What is particularly disturbing for the Democratic Party is that this election has reinforced the post-2012 electoral reality: the less well-off are siding with Trump, while the college-educated, coastal elites are aligned with the Democrats. With White Americans comprising 67% of the population and 62% of Americans lacking a college degree, the Democrats will need to look beyond conventional politicians—those who twist and turn their positions to conform, always erring on the side of caution—to lead the fightback.

Yet, as we all know, Trump can be his own worst enemy. He is entirely transactional. For him, loyalty is always one-way. His insecurity prevents him from sharing the limelight with anyone else. His vanity leaves him vulnerable to manipulation. Not surprisingly, he is not the best judge of character, and his loyalists continue to cycle through a revolving door.

Team Trump, 2.0

The quote at the beginning of this column is from Kellyanne Conway, the Republican pollster who worked with Trump from 2013 and managed his 2016 campaign. She later joined the first Trump administration but left amid a public feud with her teenage daughter in August 2020, who lambasted her personally and politically and even threatened legal separation.

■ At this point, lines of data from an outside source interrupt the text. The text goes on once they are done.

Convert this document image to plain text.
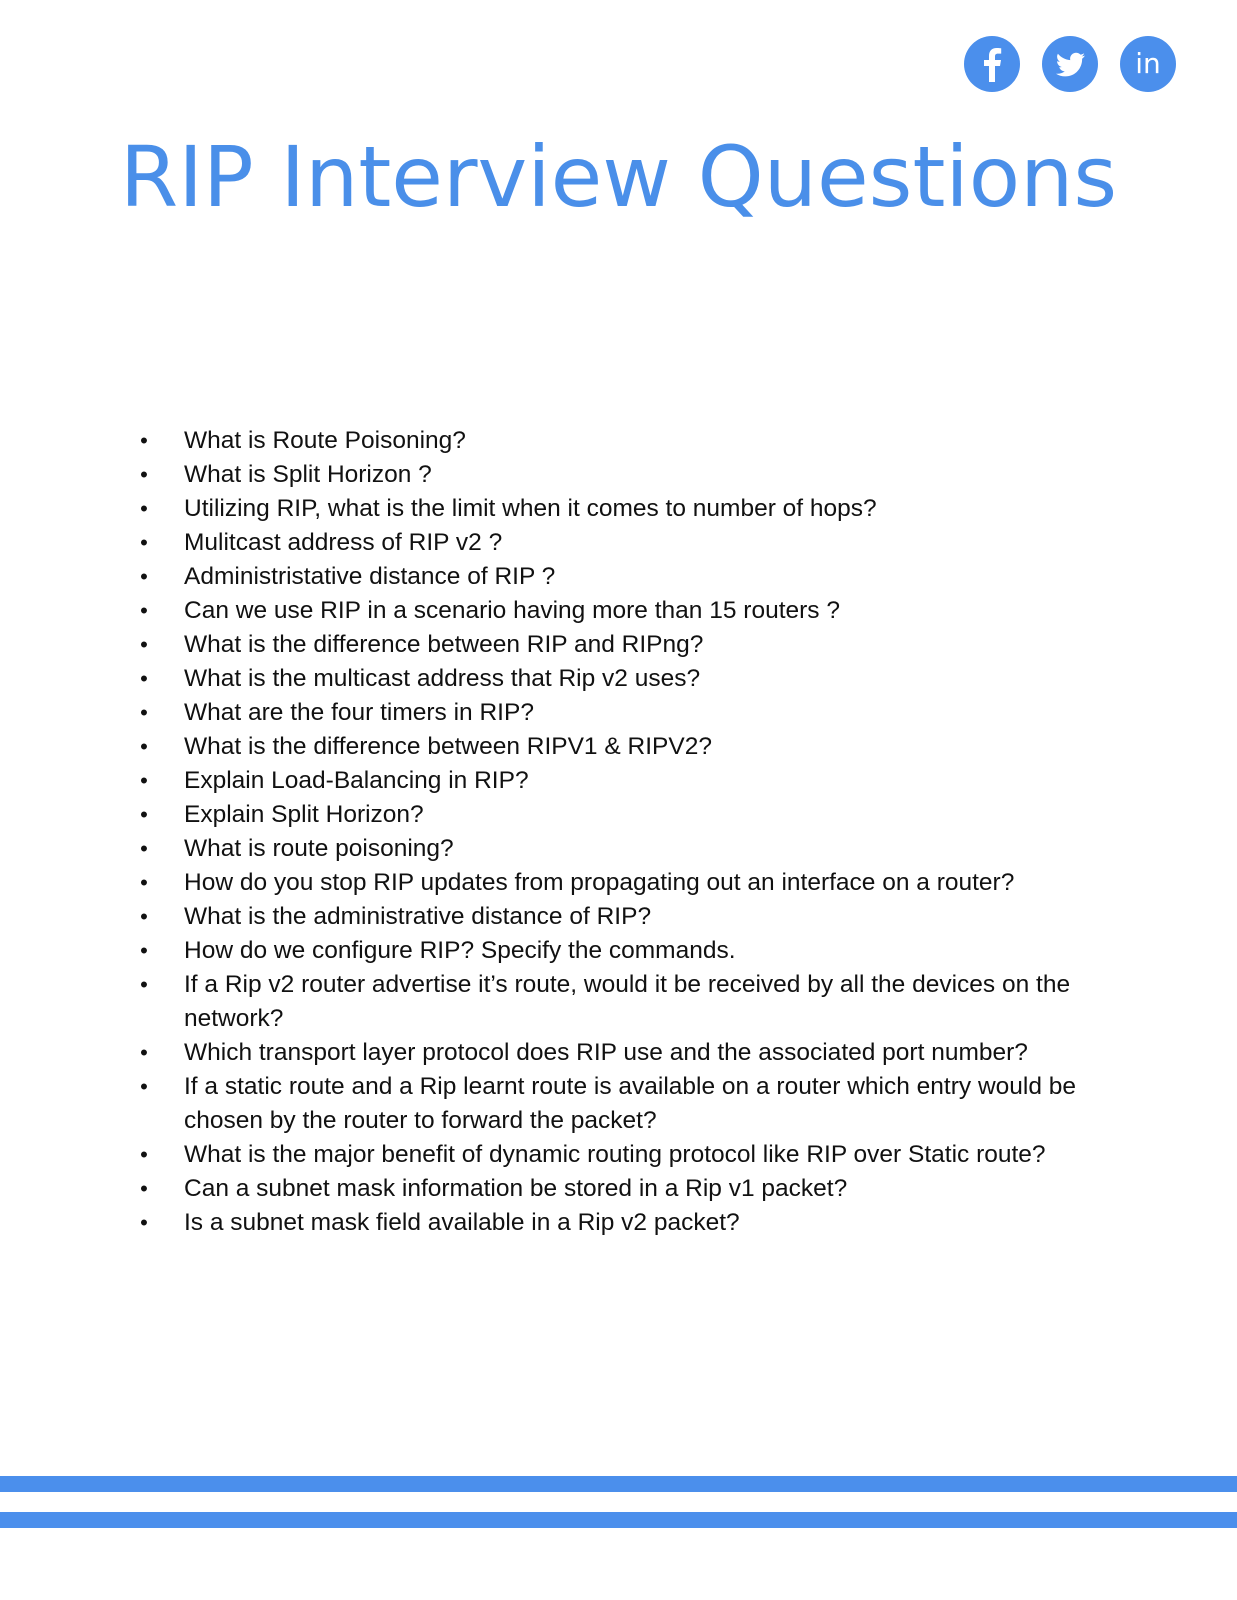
in
RIP Interview Questions
• What is Route Poisoning?
• What is Split Horizon ?
• Utilizing RIP, what is the limit when it comes to number of hops?
• Mulitcast address of RIP v2 ?
• Administristative distance of RIP ?
• Can we use RIP in a scenario having more than 15 routers ?
• What is the difference between RIP and RIPng?
• What is the multicast address that Rip v2 uses?
• What are the four timers in RIP?
• What is the difference between RIPV1 & RIPV2?
• Explain Load-Balancing in RIP?
• Explain Split Horizon?
• What is route poisoning?
• How do you stop RIP updates from propagating out an interface on a router?
• What is the administrative distance of RIP?
• How do we configure RIP? Specify the commands.
• If a Rip v2 router advertise it’s route, would it be received by all the devices on the network?
• Which transport layer protocol does RIP use and the associated port number?
• If a static route and a Rip learnt route is available on a router which entry would be chosen by the router to forward the packet?
• What is the major benefit of dynamic routing protocol like RIP over Static route?
• Can a subnet mask information be stored in a Rip v1 packet?
• Is a subnet mask field available in a Rip v2 packet?
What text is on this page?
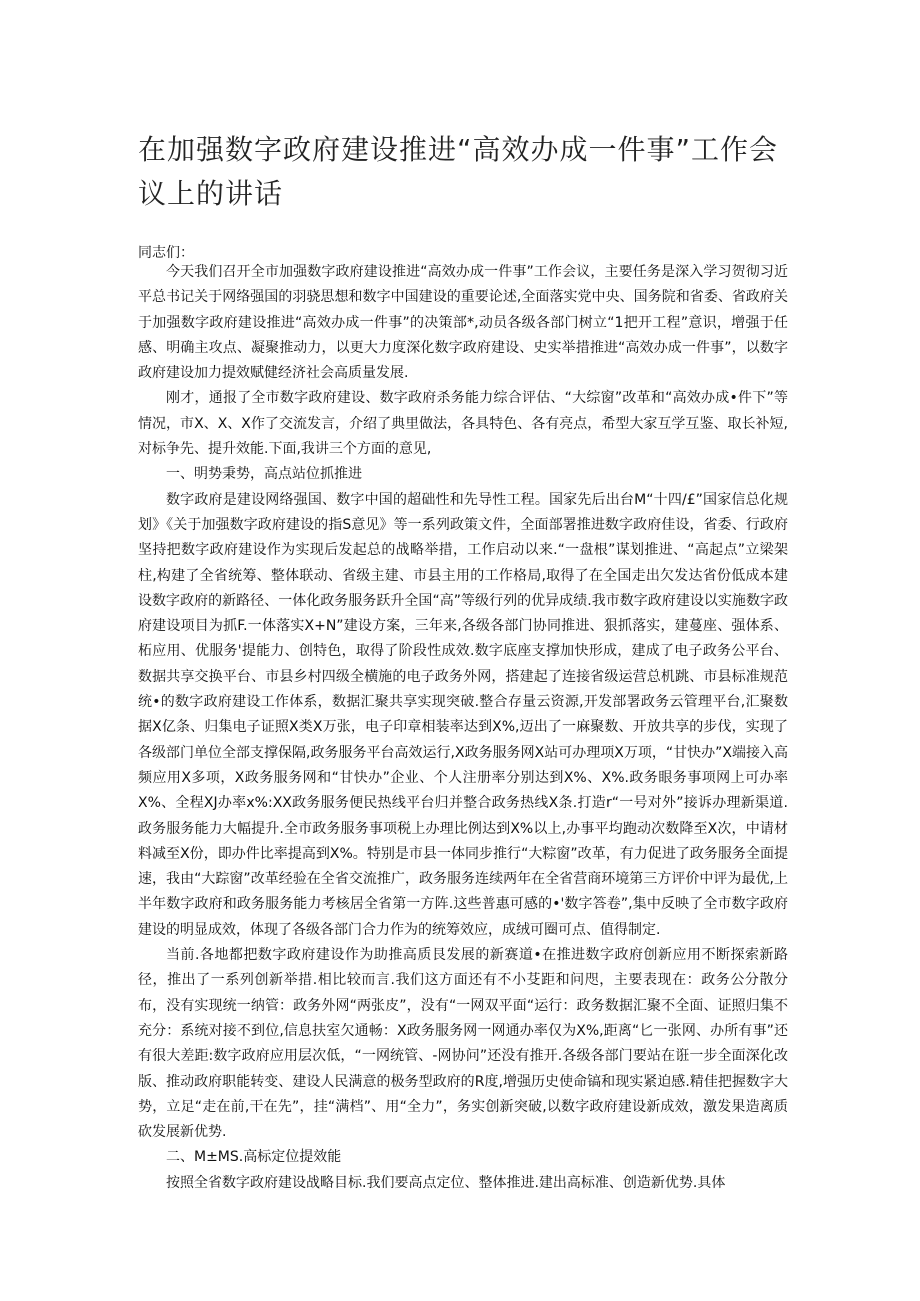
在加强数字政府建设推进“高效办成一件事”工作会议上的讲话
同志们：

今天我们召开全市加强数字政府建设推进“高效办成一件事”工作会议，主要任务是深入学习贺彻习近平总书记关于网络强国的羽骁思想和数字中国建设的重要论述,全面落实党中央、国务院和省委、省政府关于加强数字政府建设推进“高效办成一件事”的决策部*,动员各级各部门树立“1把开工程”意识，增强于任感、明确主攻点、凝聚推动力，以更大力度深化数字政府建设、史实举措推进“高效办成一件事”，以数字政府建设加力提效赋健经济社会高质量发展.

刚才，通报了全市数字政府建设、数字政府杀务能力综合评估、“大综窗”改革和“高效办成•件下”等情况，市X、X、X作了交流发言，介绍了典里做法，各具特色、各有亮点，希型大家互学互鉴、取长补短,对标争先、提升效能.下面,我讲三个方面的意见,

一、明势秉势，高点站位抓推进

数字政府是建设网络强国、数字中国的超础性和先导性工程。国家先后出台M“十四/£”国家信总化规划》《关于加强数字政府建设的指S意见》等一系列政策文件，全面部署推进数字政府佳设，省委、行政府坚持把数字政府建设作为实现后发起总的战略举措，工作启动以来.“一盘根”谋划推进、“高起点”立梁架柱,构建了全省统筹、整体联动、省级主建、市县主用的工作格局,取得了在全国走出欠发达省份低成本建设数字政府的新路径、一体化政务服务跃升全国“高”等级行列的优异成绩.我市数字政府建设以实施数字政府建设项目为抓F.一体落实X+N”建设方案，三年来,各级各部门协同推进、狠抓落实，建蔓座、强体系、柘应用、优服务'提能力、创特色，取得了阶段性成效.数字底座支撑加快形成，建成了电子政务公平台、数据共享交换平台、市县乡村四级全横施的电子政务外网，搭建起了连接省级运营总机跳、市县标准规范统•的数字政府建设工作体系，数据汇聚共享实现突破.整合存量云资源,开发部署政务云管理平台,汇聚数据X亿条、归集电子证照X类X万张，电子印章相装率达到X%,迈出了一麻聚数、开放共享的步伐，实现了各级部门单位全部支撑保隔,政务服务平台高效运行,X政务服务网X站可办理项X万项，“甘快办”X端接入高频应用X多项，X政务服务网和“甘快办”企业、个人注册率分别达到X%、X%.政务眼务事项网上可办率X%、全程XJ办率x%:XX政务服务便民热线平台归并整合政务热线X条.打造r“一号对外”接诉办理新渠道.政务服务能力大幅提升.全市政务服务事项税上办理比例达到X%以上,办事平均跑动次数降至X次，中请材料减至X份，即办件比率提高到X%。特别是市县一体同步推行“大粽窗”改革，有力促进了政务服务全面提速，我由“大踪窗”改革经验在全省交流推广，政务服务连续两年在全省营商环境第三方评价中评为最优,上半年数字政府和政务服务能力考核居全省第一方阵.这些普惠可感的•'数字答卷”,集中反映了全市数字政府建设的明显成效，体现了各级各部门合力作为的统筹效应，成绒可圈可点、值得制定.

当前.各地都把数字政府建设作为助推高质艮发展的新赛道•在推进数字政府创新应用不断探索新路径，推出了一系列创新举措.相比较而言.我们这方面还有不小芟距和问咫，主要表现在：政务公分散分布，没有实现统一纳管：政务外网“两张皮”，没有“一网双平面“运行：政务数据汇聚不全面、证照归集不充分：系统对接不到位,信息扶室欠通畅：X政务服务网一网通办率仅为X%,距离“匕一张网、办所有事”还有很大差距:数字政府应用层次低，“一网统管、-网协问”还没有推开.各级各部门要站在诳一步全面深化改版、推动政府职能转变、建设人民满意的极务型政府的R度,增强历史使命镐和现实紧迫感.精佳把握数字大势，立足“走在前,干在先”，挂“满档”、用“全力”，务实创新突破,以数字政府建设新成效，激发果造离质砍发展新优势.

二、M±MS.高标定位提效能

按照全省数字政府建设战略目标.我们要高点定位、整体推进.建出高标准、创造新优势.具体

Conway is not the only person who was once with Trump but is no longer. Steve Bannon, Trump’s chief ideologue and speechwriter, is not in the fold anymore. In his place is Stephen Miller, the architect of Trump’s hardline immigration policies. Trump’s daughter Ivanka and son-in-law Jared Kushner have been replaced by Don Jr., who is now in charge of conducting the “loyalty test” for anyone seeking to join the administration. John Kelly, Trump’s longest-serving Chief of Staff who called him a “fascist,” has been replaced by Susie Wiles, Trump’s campaign manager. Wiles is known for her discipline and focus on facilitating whatever catches Trump’s fancy. The big question is: how long will she last?

The New York Times—which Trump both loathes and loves to read—has come in for criticism for suggesting that Trump will be a “lame duck” president, given that the 22nd Amendment to the US Constitution prohibits a third presidential term. Critics accused the paper of sour grapes. However, in an unintended way, the paper has highlighted Trump’s main dilemma: what legacy does he want to leave behind? He has mined the deep divide and distrust of Washington in US society to become the most dominant figure in American politics for the past decade. Does he now pivot to statesmanship and attempt to unite the country? Or does he pander to his MAGA base and give full rein to his thirst for revenge?

Rein Of Uncertainty

The early signs are ominous. Trump’s nomination of the highly controversial Congressman Matt Gaetz, who is under investigation for ethics violations, as Attorney General has even alarmed The Wall Street Journal. “He’s a nominee for those who want the law used for political revenge, and it won’t end well,” the paper warned.

Similarly, the case of Fox News host Pete Hegseth, who has been outspoken against the Pentagon’s “woke” policies regarding racial and transgender equity, and the appointment of former Democratic presidential contender Tulsi Gabbard, now a Trump loyalist, as Director of National Intelligence, raise further concerns. Gabbard has shown no evidence of expertise in intelligence. No one should be surprised by this turn of events.

(Ajay Kumar is a senior journalist. He is the former Managing Editor, Business Standard, and former Executive Editor, Economic Times.)